One RIA firm thinks that it has the solution for smaller advisory firms that don't have a succession plan: It wants to buy them.
“Compliance is getting more complicated, they need to invest in technology, and bringing in potential partners to the existing business doesn't solve any of those issues,” said Gary P. Wagner, chief operating officer at Carnegie Investment Counsel.
Carnegie, with $460 million in assets, just completed the acquisition of Tower Wealth Management, which managed $100 million in assets.
Firms such as Mr. Wagner's that have the scale to compete are in a good position to make acquisitions, he said.
Firms with between $50 million and $250 million in assets don't have many options for succession, he said.
It is difficult for registered investment advisers of this size to execute a nonfamily internal succession plan because would-be younger partners don't have the capital to purchase a business of this size, Mr. Wagner said.
Outfits smaller than $50 million tend to fade away as their owners near retirement, and those larger than $250 million often attract the attention of so-called roll-up firms, he said.
Carnegie sees itself occupying a middle space.

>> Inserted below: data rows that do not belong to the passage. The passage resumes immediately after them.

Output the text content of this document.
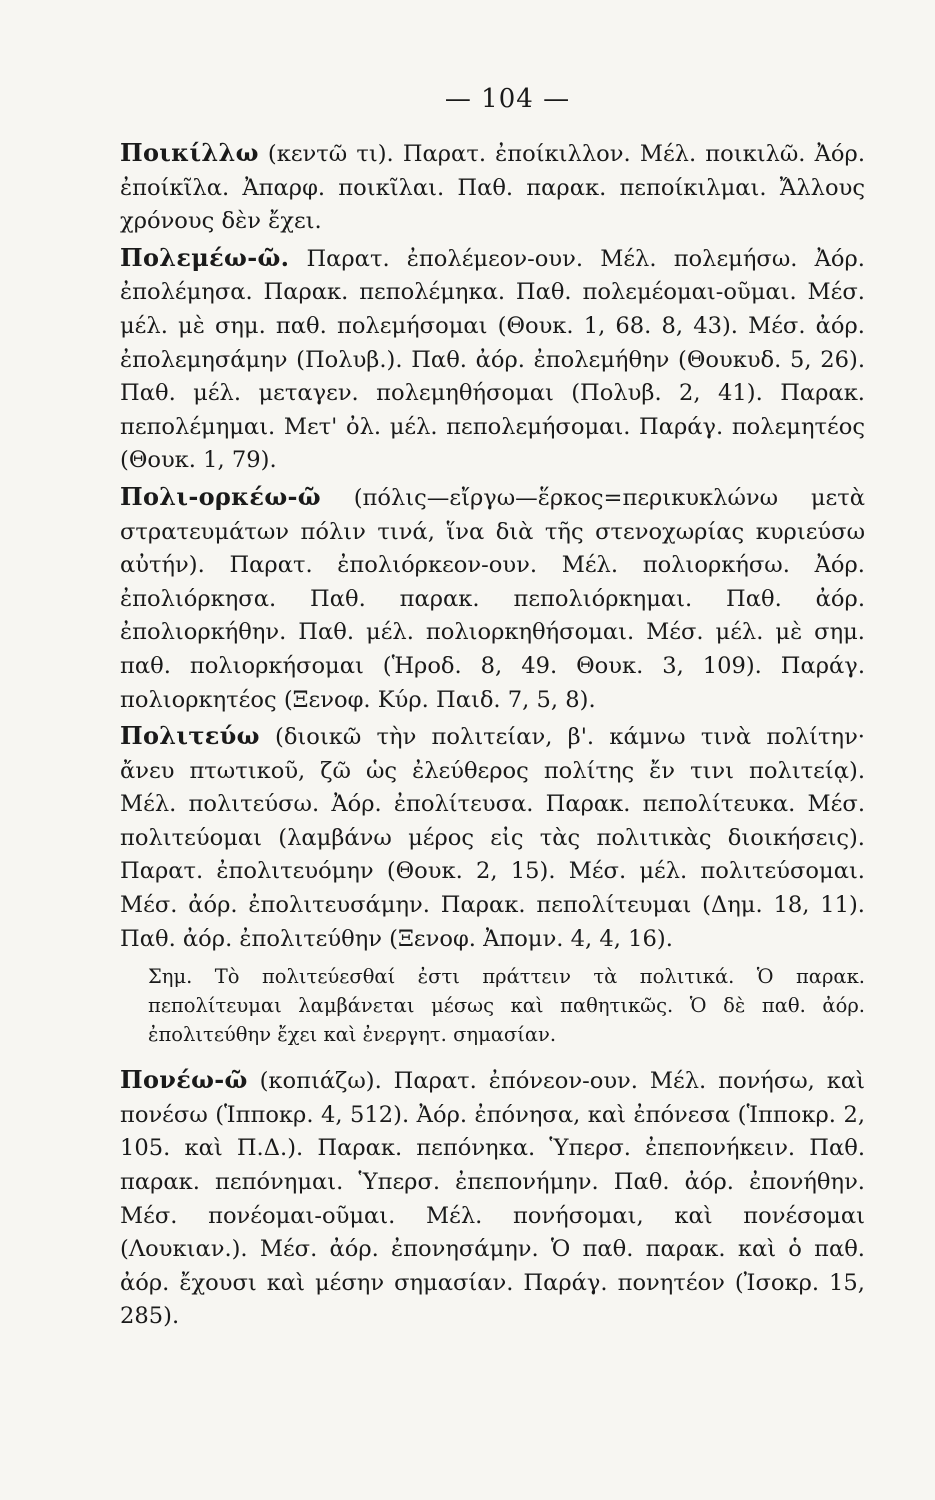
— 104 —

Ποικίλλω (κεντῶ τι). Παρατ. ἐποίκιλλον. Μέλ. ποικιλῶ. Ἀόρ. ἐποίκῖλα. Ἀπαρφ. ποικῖλαι. Παθ. παρακ. πεποίκιλμαι. Ἄλλους χρόνους δὲν ἔχει.

Πολεμέω-ῶ. Παρατ. ἐπολέμεον-ουν. Μέλ. πολεμήσω. Ἀόρ. ἐπολέμησα. Παρακ. πεπολέμηκα. Παθ. πολεμέομαι-οῦμαι. Μέσ. μέλ. μὲ σημ. παθ. πολεμήσομαι (Θουκ. 1, 68. 8, 43). Μέσ. ἀόρ. ἐπολεμησάμην (Πολυβ.). Παθ. ἀόρ. ἐπολεμήθην (Θουκυδ. 5, 26). Παθ. μέλ. μεταγεν. πολεμηθήσομαι (Πολυβ. 2, 41). Παρακ. πεπολέμημαι. Μετ' ὀλ. μέλ. πεπολεμήσομαι. Παράγ. πολεμητέος (Θουκ. 1, 79).

Πολι-ορκέω-ῶ (πόλις—εἴργω—ἕρκος=περικυκλώνω μετὰ στρατευμάτων πόλιν τινά, ἵνα διὰ τῆς στενοχωρίας κυριεύσω αὐτήν). Παρατ. ἐπολιόρκεον-ουν. Μέλ. πολιορκήσω. Ἀόρ. ἐπολιόρκησα. Παθ. παρακ. πεπολιόρκημαι. Παθ. ἀόρ. ἐπολιορκήθην. Παθ. μέλ. πολιορκηθήσομαι. Μέσ. μέλ. μὲ σημ. παθ. πολιορκήσομαι (Ἡροδ. 8, 49. Θουκ. 3, 109). Παράγ. πολιορκητέος (Ξενοφ. Κύρ. Παιδ. 7, 5, 8).

Πολιτεύω (διοικῶ τὴν πολιτείαν, β'. κάμνω τινὰ πολίτην· ἄνευ πτωτικοῦ, ζῶ ὡς ἐλεύθερος πολίτης ἔν τινι πολιτείᾳ). Μέλ. πολιτεύσω. Ἀόρ. ἐπολίτευσα. Παρακ. πεπολίτευκα. Μέσ. πολιτεύομαι (λαμβάνω μέρος εἰς τὰς πολιτικὰς διοικήσεις). Παρατ. ἐπολιτευόμην (Θουκ. 2, 15). Μέσ. μέλ. πολιτεύσομαι. Μέσ. ἀόρ. ἐπολιτευσάμην. Παρακ. πεπολίτευμαι (Δημ. 18, 11). Παθ. ἀόρ. ἐπολιτεύθην (Ξενοφ. Ἀπομν. 4, 4, 16).

Σημ. Τὸ πολιτεύεσθαί ἐστι πράττειν τὰ πολιτικά. Ὁ παρακ. πεπολίτευμαι λαμβάνεται μέσως καὶ παθητικῶς. Ὁ δὲ παθ. ἀόρ. ἐπολιτεύθην ἔχει καὶ ἐνεργητ. σημασίαν.

Πονέω-ῶ (κοπιάζω). Παρατ. ἐπόνεον-ουν. Μέλ. πονήσω, καὶ πονέσω (Ἱπποκρ. 4, 512). Ἀόρ. ἐπόνησα, καὶ ἐπόνεσα (Ἱπποκρ. 2, 105. καὶ Π.Δ.). Παρακ. πεπόνηκα. Ὑπερσ. ἐπεπονήκειν. Παθ. παρακ. πεπόνημαι. Ὑπερσ. ἐπεπονήμην. Παθ. ἀόρ. ἐπονήθην. Μέσ. πονέομαι-οῦμαι. Μέλ. πονήσομαι, καὶ πονέσομαι (Λουκιαν.). Μέσ. ἀόρ. ἐπονησάμην. Ὁ παθ. παρακ. καὶ ὁ παθ. ἀόρ. ἔχουσι καὶ μέσην σημασίαν. Παράγ. πονητέον (Ἰσοκρ. 15, 285).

It is a long-established RIA firm that is growing internally and can offer financial advisers a fiduciary service plan, which other potential buyers may not do, Mr. Wagner said.
Carnegie structures its deals over three to five years, with ultimate payouts roughly between one and three times revenue. Mr. Wagner estimates payouts in a wirehouse sale to be roughly between three and four times revenue.
Many advisers want to avoid the wirehouse route, he said.
“Owners might maximize their price by selling to a wirehouse, but that would put them in a different model,” Mr. Wagner said. “These are fiduciaries; they aren't going to sell out to a wirehouse model, even if the dollars look more attractive.”
Industry demographics favor firms like his, said Mr. Wagner, who anticipates doubling the firm's assets under management in the next few years.
Mr. Wagner said there may be a trend toward more firms such as his making these targeted acquisitions.
“They need to be large enough to have scale, patience and creativity with the owners who want to sell,” he said. “It's really as much of an emotional decision as it is a financial one.”